Third, our study does not include any beliefs as predictors of behavioral attitude, subjective norm, and PBC. Although the present study suggests that antidrug campaign ads should target behavioral attitude to increase targeted parent-child communication about drugs especially for those who are socially isolated and thus fail to receive social support, it provides just a starting point for designing effective campaign messages since one needs to further identify determinants of behavioral attitude. Campaign planners and designers should figure out what attitudinal beliefs we should use in campaign ads.
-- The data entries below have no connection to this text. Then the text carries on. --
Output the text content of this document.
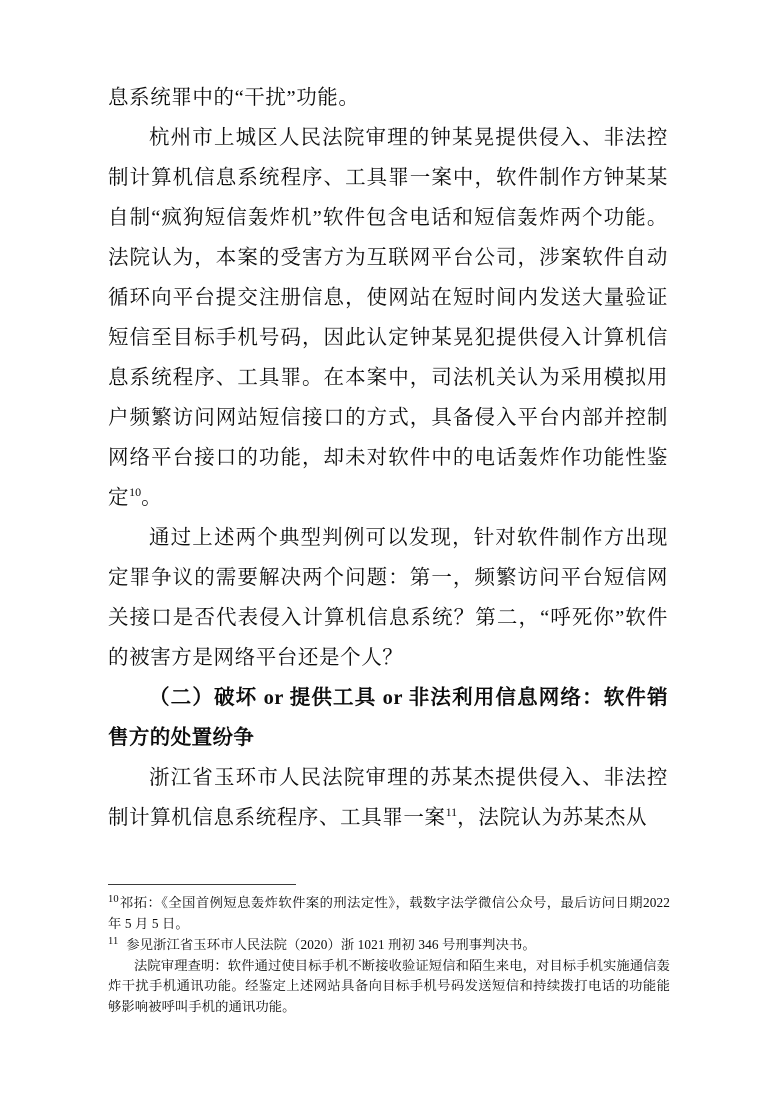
息系统罪中的“干扰”功能。

杭州市上城区人民法院审理的钟某晃提供侵入、非法控制计算机信息系统程序、工具罪一案中，软件制作方钟某某自制“疯狗短信轰炸机”软件包含电话和短信轰炸两个功能。法院认为，本案的受害方为互联网平台公司，涉案软件自动循环向平台提交注册信息，使网站在短时间内发送大量验证短信至目标手机号码，因此认定钟某晃犯提供侵入计算机信息系统程序、工具罪。在本案中，司法机关认为采用模拟用户频繁访问网站短信接口的方式，具备侵入平台内部并控制网络平台接口的功能，却未对软件中的电话轰炸作功能性鉴定$^{10}$。

通过上述两个典型判例可以发现，针对软件制作方出现定罪争议的需要解决两个问题：第一，频繁访问平台短信网关接口是否代表侵入计算机信息系统？第二，“呼死你”软件的被害方是网络平台还是个人？

（二）破坏 or 提供工具 or 非法利用信息网络：软件销售方的处置纷争

浙江省玉环市人民法院审理的苏某杰提供侵入、非法控制计算机信息系统程序、工具罪一案$^{11}$，法院认为苏某杰从

$^{10}$祁拓：《全国首例短息轰炸软件案的刑法定性》，载数字法学微信公众号，最后访问日期2022 年 5 月 5 日。

$^{11}$ 参见浙江省玉环市人民法院（2020）浙 1021 刑初 346 号刑事判决书。

法院审理查明：软件通过使目标手机不断接收验证短信和陌生来电，对目标手机实施通信轰炸干扰手机通讯功能。经鉴定上述网站具备向目标手机号码发送短信和持续拨打电话的功能能够影响被呼叫手机的通讯功能。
Finally, the sizes for the social capital’s effects on behavioral attitude and for the interaction of campaign exposure and social capital (measured in terms of standardized coefficients) are small. However, we contend that small effects can be very meaningful in several respects. First, small effects sizes should not be ignored if researchers are interested in audiences’ overtime, cumulative exposure to media content, when a particularly study is only able to track these effects over a relatively short period of time (in this case, two years; see Hornik & Yanovitzky, 2003). Second, even small effects deserve serious attention if they have significant public health implications (Fishbein, 1996). Third, in estimating media effects with the potential to reach a large proportion of the population, one should consider both the magnitude of the effect per exposure (as captured by standardized coefficients) and the magnitude of that exposure (as captured by the proportion of the population being exposed to antidrug campaign messages). In each of these criteria, effect sizes for exposure to antidrug campaign ads and social capital would appear practically significant even if small. Thus, in judging the overall significance of any findings, one should consider practical implications of the findings and its contribution to the literatures above and beyond statistical effect size and variance explained.
Conclusion
The antidrug campaign offered an invaluable opportunity to examine the nexus of media campaign, campaign-related social capital, and conversations. Campaign-specific social capital was found to facilitate campaign-related conversations by inducing positive attitudes toward those conversations. Moreover, among parents with low levels of social capital, the effects of campaign exposure on campaign-related conversations were mediated by attitudes. These findings have wide-ranging implications for the ongoing debates regarding the roles of social capital in media effects in general and health campaigns in particular. Our theoretical framework also contributes to the endeavors to theorize and test connections between media exposure and conversation in such disciplines as communication, sociology, and social psychology.
Footnotes
Authors’ Note
The data reported herein were collected under the auspices of NIDA contract N01DA-8-5063. The data were subsequently obtained via the National Survey of Parents and Youth Center (NIDA contract N01DA-5-5532).
Declaration of Conflicting Interests
The authors declared no potential conflicts of interest with respect to the research, authorship, and/or publication of this article.
Funding
The authors received no financial support for the research, authorship, and/or publication of this article.